When I was a child, I resolved to love Joseph. This was, in part, contrarianism. Mary felt like the person I should love as a child—because of her higher profile, of course, but also because Mary was a woman and I was a girl and so there was a degree of species resemblance. Joseph was not a woman, and no one I knew really cared about him, so he could be “mine” in some sense—a way of distancing myself from gender expectations, and perhaps a sign of my superior taste and judgment. (None of these things were true.)
But I still love Joseph. I’m not sure more is asked of anybody in the Nativity story—Mary included. Unlike Mary, Joseph is unnecessary. You can imagine an alternate Gospel in which he simply walks out. And he certainly disappears quickly enough from the story. He doesn’t show up with Mary to mourn his son’s death. There’s not a similarly rich tradition of art for him as for Mary.
What distinguishes Joseph isn’t his obscurity, but the quality of his faith. Joseph doesn’t see angels; they appear to him only in dreams. Joseph doesn’t conceive in virginity; but he does make the choice to believe such a thing can occur, however unlikely it might be. Nearly everything that happens to him leaves room for doubt. Joseph’s choice is to step past the doubt, to uproot his life over and over because he’s willing to believe even when not compelled to do so by direct experience.
Joseph, in other words, is us.
Joseph’s feast day often falls, as indeed it did this year, during Lent, which seems fitting. But the day that’s always reminded me of Joseph is actually Holy Saturday, perhaps my favorite day of the year. Much like how Joseph is a part of the holy family, but easily erased from it, Holy Saturday sits right between two days of supreme importance, as if the day has little to offer other than that it’s a mandatory period of waiting—holy filler.

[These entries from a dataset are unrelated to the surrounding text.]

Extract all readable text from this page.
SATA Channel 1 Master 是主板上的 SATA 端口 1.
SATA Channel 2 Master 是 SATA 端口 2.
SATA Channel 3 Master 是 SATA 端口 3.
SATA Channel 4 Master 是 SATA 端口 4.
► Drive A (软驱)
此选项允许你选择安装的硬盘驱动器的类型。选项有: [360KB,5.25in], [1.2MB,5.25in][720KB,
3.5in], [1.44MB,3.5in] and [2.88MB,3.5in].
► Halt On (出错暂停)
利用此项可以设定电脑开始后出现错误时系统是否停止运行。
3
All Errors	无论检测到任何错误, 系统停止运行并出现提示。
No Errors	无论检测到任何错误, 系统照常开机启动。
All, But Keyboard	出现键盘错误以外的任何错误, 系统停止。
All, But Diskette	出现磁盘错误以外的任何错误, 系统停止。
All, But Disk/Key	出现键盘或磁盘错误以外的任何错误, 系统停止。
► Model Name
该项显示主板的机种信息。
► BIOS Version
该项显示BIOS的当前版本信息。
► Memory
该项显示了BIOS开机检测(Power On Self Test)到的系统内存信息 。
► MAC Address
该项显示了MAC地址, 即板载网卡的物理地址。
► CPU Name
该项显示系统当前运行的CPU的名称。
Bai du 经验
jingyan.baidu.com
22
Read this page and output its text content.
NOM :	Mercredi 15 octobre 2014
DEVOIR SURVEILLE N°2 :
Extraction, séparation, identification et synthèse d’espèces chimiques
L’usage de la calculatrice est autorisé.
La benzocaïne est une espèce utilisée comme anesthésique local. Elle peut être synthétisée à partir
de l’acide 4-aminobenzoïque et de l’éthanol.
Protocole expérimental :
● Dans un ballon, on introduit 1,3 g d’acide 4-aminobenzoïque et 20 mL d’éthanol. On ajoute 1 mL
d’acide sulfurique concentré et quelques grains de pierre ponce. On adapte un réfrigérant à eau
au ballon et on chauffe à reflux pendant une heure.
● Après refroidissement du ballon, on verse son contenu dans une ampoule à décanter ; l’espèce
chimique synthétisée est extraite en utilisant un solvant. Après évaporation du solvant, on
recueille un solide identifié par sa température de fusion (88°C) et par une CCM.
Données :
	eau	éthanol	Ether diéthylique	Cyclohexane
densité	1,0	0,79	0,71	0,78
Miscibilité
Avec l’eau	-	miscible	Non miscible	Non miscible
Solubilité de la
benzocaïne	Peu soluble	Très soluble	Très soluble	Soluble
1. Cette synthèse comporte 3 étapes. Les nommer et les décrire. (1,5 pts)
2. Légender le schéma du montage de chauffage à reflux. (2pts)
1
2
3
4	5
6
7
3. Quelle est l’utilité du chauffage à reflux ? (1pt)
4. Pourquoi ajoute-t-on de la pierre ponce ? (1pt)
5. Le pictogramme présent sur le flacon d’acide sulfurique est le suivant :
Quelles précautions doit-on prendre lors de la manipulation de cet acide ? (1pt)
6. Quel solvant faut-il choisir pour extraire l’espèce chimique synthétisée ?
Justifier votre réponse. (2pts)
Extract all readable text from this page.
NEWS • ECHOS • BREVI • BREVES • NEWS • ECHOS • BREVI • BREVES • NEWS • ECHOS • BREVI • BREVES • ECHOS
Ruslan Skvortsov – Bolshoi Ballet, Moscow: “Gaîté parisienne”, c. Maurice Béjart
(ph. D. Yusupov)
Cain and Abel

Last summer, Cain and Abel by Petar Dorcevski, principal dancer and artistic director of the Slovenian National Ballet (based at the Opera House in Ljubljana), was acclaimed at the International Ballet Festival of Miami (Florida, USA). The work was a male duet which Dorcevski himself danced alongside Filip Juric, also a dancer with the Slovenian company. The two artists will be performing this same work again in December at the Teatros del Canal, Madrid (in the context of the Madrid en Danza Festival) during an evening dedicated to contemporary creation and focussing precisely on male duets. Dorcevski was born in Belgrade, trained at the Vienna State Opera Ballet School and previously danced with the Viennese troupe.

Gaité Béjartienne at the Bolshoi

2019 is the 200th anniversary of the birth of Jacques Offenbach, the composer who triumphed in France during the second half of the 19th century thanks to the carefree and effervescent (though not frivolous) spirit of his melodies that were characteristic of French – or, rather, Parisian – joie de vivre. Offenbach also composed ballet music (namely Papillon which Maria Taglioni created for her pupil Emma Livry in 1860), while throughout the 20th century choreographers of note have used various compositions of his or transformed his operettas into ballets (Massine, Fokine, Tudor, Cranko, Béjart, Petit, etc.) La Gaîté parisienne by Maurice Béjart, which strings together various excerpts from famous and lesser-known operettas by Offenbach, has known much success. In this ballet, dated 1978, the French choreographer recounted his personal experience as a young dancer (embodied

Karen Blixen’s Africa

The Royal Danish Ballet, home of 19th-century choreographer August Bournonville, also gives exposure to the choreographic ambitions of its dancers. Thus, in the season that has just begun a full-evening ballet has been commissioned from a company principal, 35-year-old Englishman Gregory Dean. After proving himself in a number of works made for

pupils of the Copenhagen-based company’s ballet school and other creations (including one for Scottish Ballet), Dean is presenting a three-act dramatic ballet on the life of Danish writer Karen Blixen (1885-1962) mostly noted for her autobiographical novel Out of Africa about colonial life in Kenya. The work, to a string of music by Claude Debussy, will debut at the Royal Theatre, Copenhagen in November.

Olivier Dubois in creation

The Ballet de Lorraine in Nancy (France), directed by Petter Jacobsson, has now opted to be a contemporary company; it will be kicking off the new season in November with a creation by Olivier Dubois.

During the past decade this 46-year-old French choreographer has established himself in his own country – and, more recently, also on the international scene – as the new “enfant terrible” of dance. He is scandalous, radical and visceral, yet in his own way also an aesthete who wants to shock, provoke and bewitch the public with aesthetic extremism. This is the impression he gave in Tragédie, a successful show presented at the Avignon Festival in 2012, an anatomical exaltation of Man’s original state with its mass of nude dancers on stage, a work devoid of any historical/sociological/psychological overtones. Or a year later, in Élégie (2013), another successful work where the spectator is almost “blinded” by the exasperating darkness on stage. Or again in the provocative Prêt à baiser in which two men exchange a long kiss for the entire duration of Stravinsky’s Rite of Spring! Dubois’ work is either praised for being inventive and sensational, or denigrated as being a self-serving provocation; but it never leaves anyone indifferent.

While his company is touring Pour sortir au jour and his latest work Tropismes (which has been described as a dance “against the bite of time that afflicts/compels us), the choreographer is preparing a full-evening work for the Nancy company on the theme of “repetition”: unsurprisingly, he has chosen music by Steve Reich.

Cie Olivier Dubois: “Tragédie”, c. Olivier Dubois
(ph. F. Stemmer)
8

But I’m not sure I understood something important about Holy Week before I noticed Holy Saturday. The first Holy Saturday I remember really observing was a beautiful day; I took a long walk through the town where I lived, ate a platter of eggs and buttered toast at a diner. The world felt pregnant, full of secrets, and I had the sense that beneath my feet and in the air around me something tremendous was taking place. (In a certain prosaic sense, this was true: it was, after all, spring.)